Eliz Rosa e Jeiel: para ela, mães precisam de apoio, não somente de elogios

“Nos colocam no limiar entre o sagrado e o profano. Ao mesmo tempo em que a mãe é imaculada, aquela que não erra, a sociedade também nos demoniza, principalmente se estivermos desacompanhadas de um marido. Senti muito isso sendo mãe-solo. O fato de eu não estar em um relacionamento foi, muitas vezes, mais importante do que os desafios que eu tinha de lidar na criação do meu filho. Perguntas como ‘Você não vai voltar para ele?’ eram recorrentes. Veja que é comum ouvirmos que as mulheres foram ‘rejeitadas’ ou ‘abandonadas’, quando o que essas mães precisam é de uma rede de apoio e não de julgamentos ou até mesmo palmas”, ressalta.

Adriana concorda: “O desafio de assumir uma criança com pai ausente não é um espetáculo, mas, caso fosse, há muitas gente na coxia dizendo que não vai dar certo (risos). Há a culpa, as preocupações, a falta de dinheiro, os palpites… Ter um filho sozinha transforma tudo. Mas assim como não existe essa ideia de ‘sexo frágil’, também não há ‘mulheres guerreiras’. Somos humanas, exaustas, com dores e frustrações”, destaca.

A pesquisadora Paolla se lembra de um episódio que a marcou.

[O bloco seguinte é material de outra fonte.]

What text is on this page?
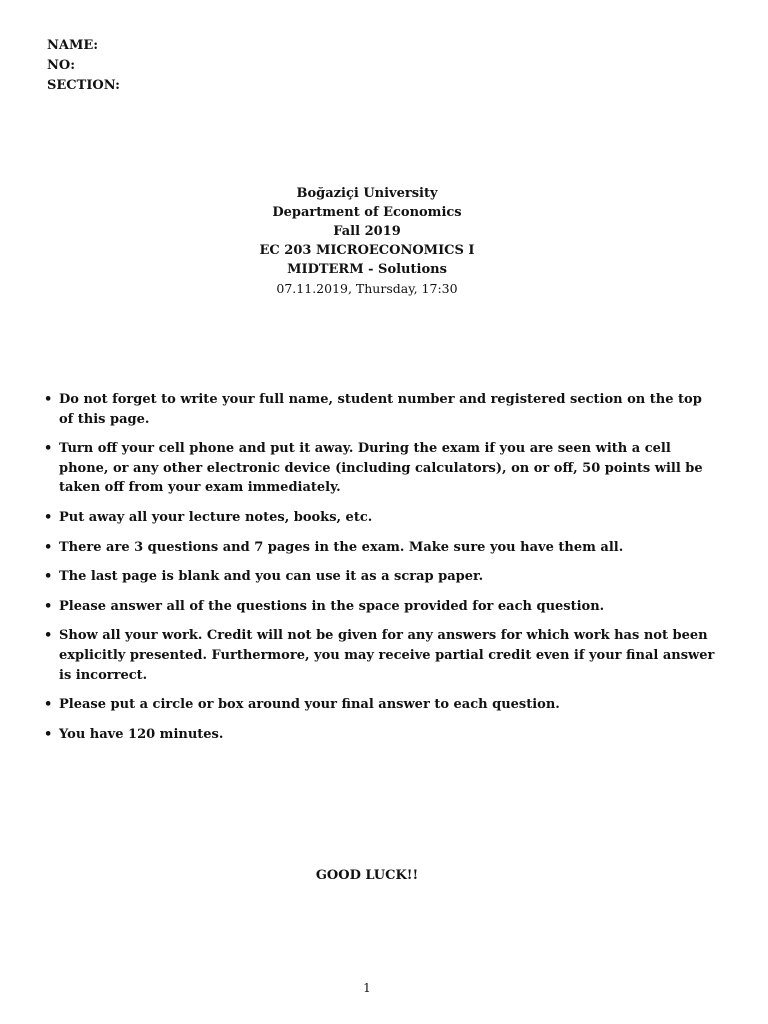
NAME:
NO:
SECTION:
Boğaziçi University
Department of Economics
Fall 2019
EC 203 MICROECONOMICS I
MIDTERM - Solutions
07.11.2019, Thursday, 17:30
• Do not forget to write your full name, student number and registered section on the top of this page.
• Turn off your cell phone and put it away. During the exam if you are seen with a cell phone, or any other electronic device (including calculators), on or off, 50 points will be taken off from your exam immediately.
• Put away all your lecture notes, books, etc.
• There are 3 questions and 7 pages in the exam. Make sure you have them all.
• The last page is blank and you can use it as a scrap paper.
• Please answer all of the questions in the space provided for each question.
• Show all your work. Credit will not be given for any answers for which work has not been explicitly presented. Furthermore, you may receive partial credit even if your final answer is incorrect.
• Please put a circle or box around your final answer to each question.
• You have 120 minutes.
GOOD LUCK!!
1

“Quando fui entrevistada para o doutorado, um professor me perguntou como eu daria conta de conciliar a maternidade e a pesquisa acadêmica. Eu respondi: ‘você vai fazer a mesma pergunta para o pai da minha filha que também está concorrendo pela vaga ou só vai perguntar para mim porque acha que a responsabilidade de cuidar de um bebê é só da mãe? O professor não esperava essa resposta. No fim, fui aprovada e tive muito apoio dos meus orientadores e da minha família, e a sementinha na minha barriga me deu forças. Passei e ainda passo por situações difíceis, precisei de acompanhamento psicológico, afinal nossa subjetividade feminina é construída em torno de um ‘projeto família’ e, quando nos vemos subvertendo isso, mesmo que sem querer, nos sentimos perdidas. Isso deve ser pontuado. Não queremos que batam palmas, queremos construir uma sociedade em que a responsabilidade pela criação de uma criança seja assumida de forma igualitária entre mães e pais”, conclui.